Naufragio Lampedusa, il riconoscimento dei corpi straziati

Scritto da in data Ottobre 23, 2019

Da sabato a martedì un team di Medici Senza Frontiere (MSF), formato da un psicologo e un mediatore interculturale, ha fornito supporto psicologico ai 13 superstiti – 6 donne della Costa d’Avorio e 7 uomini della Tunisia – dell’ultimo naufragio di Lampedusa, assistendoli durante il riconoscimento dei corpi di familiari e amici.

“La fase del riconoscimento dei corpi, durata circa 3 ore, è stato un momento di dolore e angoscia”, racconta Dario Terenzi, psicologo di Msf. “Tutti erano tesissimi e alcuni tremavano al terrore di rivedere i corpi dei compagni di viaggio. Ho sentito le loro vibrazioni gli attimi prima in cui avrebbero visto le foto che ritraevano ciò che resta dei loro familiari o amici. I corpi dei naufraghi sono straziati. Una ragazza ci ha chiesto perché alcuni fossero diventati bianchi. L’acqua marina ha corroso i corpi fino a trasformare il colore della pelle. Il mare li ha trasformati a tal punto da stravolgere le fattezze dei volti. E così il riconoscimento è avvenuto tramite un capo di abbigliamento o un segno particolare”.

La felpa

Come per una ragazza ivoriana che ha riconosciuto il compagno perso in mare dalla felpa che indossava quel giorno. “Era terrorizzata, ma ha voluto rivedere il suo compagno. È crollata un attimo dopo sciogliendosi e scomparendo dentro un lungo pianto di straziante dolore e disperazione”, dice lo psicologo nella nota stampa diffusa dalla ong. “L’abbiamo assistita e poi accompagnata nella sua camera dove lentamente, anche grazie all’aiuto insostituibile delle sue compagne di viaggio, si è ripresa. Prima di andar via ci ha timidamente salutati e, abbozzando un sorriso, ha pregato affinché dio ci benedicesse”.
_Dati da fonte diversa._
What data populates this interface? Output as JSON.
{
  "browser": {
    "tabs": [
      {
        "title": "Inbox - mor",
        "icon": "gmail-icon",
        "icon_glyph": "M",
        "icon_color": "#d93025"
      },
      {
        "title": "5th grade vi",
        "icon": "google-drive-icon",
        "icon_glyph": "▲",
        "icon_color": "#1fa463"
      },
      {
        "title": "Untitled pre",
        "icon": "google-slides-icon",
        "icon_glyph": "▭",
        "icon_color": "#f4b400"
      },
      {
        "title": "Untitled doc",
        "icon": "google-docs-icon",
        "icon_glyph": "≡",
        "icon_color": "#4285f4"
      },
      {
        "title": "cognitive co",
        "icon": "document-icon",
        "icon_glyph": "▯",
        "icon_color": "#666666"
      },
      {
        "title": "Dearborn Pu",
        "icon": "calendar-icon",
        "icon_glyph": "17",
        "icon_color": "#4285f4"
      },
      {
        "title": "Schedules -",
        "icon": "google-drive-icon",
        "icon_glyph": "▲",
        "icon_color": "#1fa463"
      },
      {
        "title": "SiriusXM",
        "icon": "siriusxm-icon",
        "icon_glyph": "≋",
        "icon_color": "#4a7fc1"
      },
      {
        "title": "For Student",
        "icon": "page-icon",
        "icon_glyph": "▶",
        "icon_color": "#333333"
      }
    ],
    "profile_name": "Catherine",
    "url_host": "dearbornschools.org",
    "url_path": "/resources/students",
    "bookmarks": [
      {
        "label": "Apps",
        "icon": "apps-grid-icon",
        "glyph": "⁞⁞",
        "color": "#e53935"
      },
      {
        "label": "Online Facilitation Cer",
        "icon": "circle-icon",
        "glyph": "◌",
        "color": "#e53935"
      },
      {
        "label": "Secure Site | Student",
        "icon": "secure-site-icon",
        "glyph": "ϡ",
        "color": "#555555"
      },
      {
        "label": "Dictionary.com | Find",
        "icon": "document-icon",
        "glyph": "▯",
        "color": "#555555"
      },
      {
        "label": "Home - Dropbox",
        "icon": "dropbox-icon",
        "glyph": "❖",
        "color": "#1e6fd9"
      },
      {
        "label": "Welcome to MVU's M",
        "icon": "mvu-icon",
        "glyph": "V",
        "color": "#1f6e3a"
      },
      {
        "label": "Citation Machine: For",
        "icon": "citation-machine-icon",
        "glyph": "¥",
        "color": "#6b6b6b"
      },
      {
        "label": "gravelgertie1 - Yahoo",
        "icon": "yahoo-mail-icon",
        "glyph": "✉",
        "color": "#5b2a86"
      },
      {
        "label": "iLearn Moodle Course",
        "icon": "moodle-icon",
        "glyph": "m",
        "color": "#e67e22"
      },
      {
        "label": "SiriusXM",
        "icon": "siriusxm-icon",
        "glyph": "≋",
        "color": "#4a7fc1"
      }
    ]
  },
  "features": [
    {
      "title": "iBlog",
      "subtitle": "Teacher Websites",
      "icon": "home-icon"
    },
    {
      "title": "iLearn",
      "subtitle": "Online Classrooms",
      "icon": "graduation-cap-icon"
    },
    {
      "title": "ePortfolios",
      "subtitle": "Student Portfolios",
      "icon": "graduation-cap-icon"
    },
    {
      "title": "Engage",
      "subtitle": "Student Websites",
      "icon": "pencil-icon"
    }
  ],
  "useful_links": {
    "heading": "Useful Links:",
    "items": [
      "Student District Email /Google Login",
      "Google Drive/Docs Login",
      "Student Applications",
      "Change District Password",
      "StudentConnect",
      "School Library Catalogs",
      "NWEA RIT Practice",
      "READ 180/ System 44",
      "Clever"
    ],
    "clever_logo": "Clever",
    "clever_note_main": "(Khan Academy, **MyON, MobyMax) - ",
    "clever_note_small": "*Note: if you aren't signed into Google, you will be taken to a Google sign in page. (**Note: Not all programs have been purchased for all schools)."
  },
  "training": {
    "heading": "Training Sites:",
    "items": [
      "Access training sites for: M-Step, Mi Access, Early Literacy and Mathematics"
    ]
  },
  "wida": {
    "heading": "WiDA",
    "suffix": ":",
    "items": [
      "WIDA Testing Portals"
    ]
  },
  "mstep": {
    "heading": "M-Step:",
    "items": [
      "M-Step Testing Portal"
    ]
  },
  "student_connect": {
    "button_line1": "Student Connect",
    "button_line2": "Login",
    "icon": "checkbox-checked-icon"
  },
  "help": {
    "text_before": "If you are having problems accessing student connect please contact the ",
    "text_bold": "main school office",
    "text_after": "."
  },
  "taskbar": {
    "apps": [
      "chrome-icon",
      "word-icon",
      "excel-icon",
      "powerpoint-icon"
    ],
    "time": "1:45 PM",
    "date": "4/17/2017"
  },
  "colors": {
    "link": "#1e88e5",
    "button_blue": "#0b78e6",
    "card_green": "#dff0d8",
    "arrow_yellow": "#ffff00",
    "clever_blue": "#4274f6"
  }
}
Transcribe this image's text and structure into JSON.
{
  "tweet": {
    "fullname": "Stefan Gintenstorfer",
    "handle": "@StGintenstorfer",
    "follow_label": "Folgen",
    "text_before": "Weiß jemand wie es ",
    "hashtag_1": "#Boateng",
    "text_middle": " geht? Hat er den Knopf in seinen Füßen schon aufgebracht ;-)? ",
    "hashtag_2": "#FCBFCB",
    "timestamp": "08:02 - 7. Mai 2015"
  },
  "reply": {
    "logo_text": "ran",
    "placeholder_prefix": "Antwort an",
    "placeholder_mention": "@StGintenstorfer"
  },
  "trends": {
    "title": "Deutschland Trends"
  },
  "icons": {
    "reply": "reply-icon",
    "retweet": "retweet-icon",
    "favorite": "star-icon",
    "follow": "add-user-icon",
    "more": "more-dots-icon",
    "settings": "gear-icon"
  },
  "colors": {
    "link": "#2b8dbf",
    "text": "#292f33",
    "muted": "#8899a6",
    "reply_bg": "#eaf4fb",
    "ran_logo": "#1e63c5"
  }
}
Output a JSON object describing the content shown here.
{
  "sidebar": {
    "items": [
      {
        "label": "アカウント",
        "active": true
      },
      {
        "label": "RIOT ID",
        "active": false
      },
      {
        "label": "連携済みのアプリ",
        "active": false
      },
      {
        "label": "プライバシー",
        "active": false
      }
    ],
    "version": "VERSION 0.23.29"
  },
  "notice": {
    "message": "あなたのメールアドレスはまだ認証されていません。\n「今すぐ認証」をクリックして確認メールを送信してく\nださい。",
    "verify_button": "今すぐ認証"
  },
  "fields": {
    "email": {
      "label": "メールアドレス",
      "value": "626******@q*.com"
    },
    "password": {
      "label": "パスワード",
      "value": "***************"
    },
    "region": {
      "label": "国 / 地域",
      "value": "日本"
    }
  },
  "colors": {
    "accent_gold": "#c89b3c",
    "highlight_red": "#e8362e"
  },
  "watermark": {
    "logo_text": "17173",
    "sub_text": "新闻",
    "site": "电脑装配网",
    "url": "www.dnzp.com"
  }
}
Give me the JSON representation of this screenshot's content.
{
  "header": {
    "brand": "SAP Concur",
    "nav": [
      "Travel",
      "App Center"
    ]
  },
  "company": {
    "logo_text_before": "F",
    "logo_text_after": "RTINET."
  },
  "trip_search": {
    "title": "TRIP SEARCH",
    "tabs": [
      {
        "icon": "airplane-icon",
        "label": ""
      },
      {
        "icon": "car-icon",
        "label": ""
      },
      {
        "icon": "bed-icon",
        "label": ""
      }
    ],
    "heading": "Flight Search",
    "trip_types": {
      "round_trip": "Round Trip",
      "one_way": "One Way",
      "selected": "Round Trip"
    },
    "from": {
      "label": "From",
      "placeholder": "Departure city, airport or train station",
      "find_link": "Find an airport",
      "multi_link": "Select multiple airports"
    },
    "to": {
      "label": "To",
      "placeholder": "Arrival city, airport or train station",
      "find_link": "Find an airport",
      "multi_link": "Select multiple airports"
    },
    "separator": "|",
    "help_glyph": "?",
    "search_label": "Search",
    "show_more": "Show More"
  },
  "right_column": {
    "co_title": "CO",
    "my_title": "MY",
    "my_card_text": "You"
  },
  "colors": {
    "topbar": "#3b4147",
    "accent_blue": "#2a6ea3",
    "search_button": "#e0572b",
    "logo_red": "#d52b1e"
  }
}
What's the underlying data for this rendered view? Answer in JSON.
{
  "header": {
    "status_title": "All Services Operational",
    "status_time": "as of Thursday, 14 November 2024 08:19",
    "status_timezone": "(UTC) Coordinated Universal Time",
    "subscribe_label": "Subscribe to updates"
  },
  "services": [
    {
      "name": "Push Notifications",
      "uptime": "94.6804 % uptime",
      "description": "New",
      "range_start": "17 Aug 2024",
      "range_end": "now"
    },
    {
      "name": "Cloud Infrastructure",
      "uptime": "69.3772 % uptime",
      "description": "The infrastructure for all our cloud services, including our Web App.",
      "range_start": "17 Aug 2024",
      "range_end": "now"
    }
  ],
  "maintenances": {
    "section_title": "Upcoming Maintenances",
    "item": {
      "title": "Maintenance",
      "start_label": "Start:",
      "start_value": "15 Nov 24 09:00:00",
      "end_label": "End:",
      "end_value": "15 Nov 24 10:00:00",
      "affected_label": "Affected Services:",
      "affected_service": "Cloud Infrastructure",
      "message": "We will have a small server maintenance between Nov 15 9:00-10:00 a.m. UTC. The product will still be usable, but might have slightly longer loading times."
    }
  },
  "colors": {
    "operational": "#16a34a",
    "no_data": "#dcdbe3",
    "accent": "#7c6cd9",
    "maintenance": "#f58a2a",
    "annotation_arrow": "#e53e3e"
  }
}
E ancora: “Quando li abbiamo incontrati il primo giorno avevano lo sguardo fisso, erano rigidi, alcuni non parlavano affatto. Ancora oggi molti di loro hanno incubi, difficoltà ad addormentarsi, paura a rimanere soli, c’è chi non dorme da giorni, non hanno fame, e hanno raccontato di essere sopraffatti da immagini e pensieri intrusivi, rivedono e rivivono in continuazione le immagini del naufragio. Prevale ed è palpabile un forte senso di disagio, estrema sofferenza e frustrazione. Infatti, molti continuano a domandarsi perché siano ancora vivi, perché loro ce l’hanno fatta”, dice Terenzi.

Lontano da Lampedusa

“Queste persone hanno bisogno di essere trasferite, di allontanarsi da Lampedusa. Ci hanno detto chiaramente che non vogliono stare più qui. Sentono addosso la tragedia che li ha travolti. Continuano a domandarsi perché vengono tenuti ancora qui dove sono morti i loro cari”.

MSF ha chiesto alle autorità competenti che le due comunità, le 6 donne ivoriane e i 7 uomini tunisini, non vengano divise e che i due gruppi vengano lasciati uniti e trasferiti negli stessi centri di accoglienza. “Non separarli è un piccolo, ma utilissimo, fattore di protezione che abbiamo visto in passato aiutare significativamente i superstiti. Il naufragio è qualcosa che ti lega a vita”. La Prefettura ha accolto la richiesta, spiegano da Msf, “e non è escluso che continueremo a seguire queste persone nell’immediato futuro”.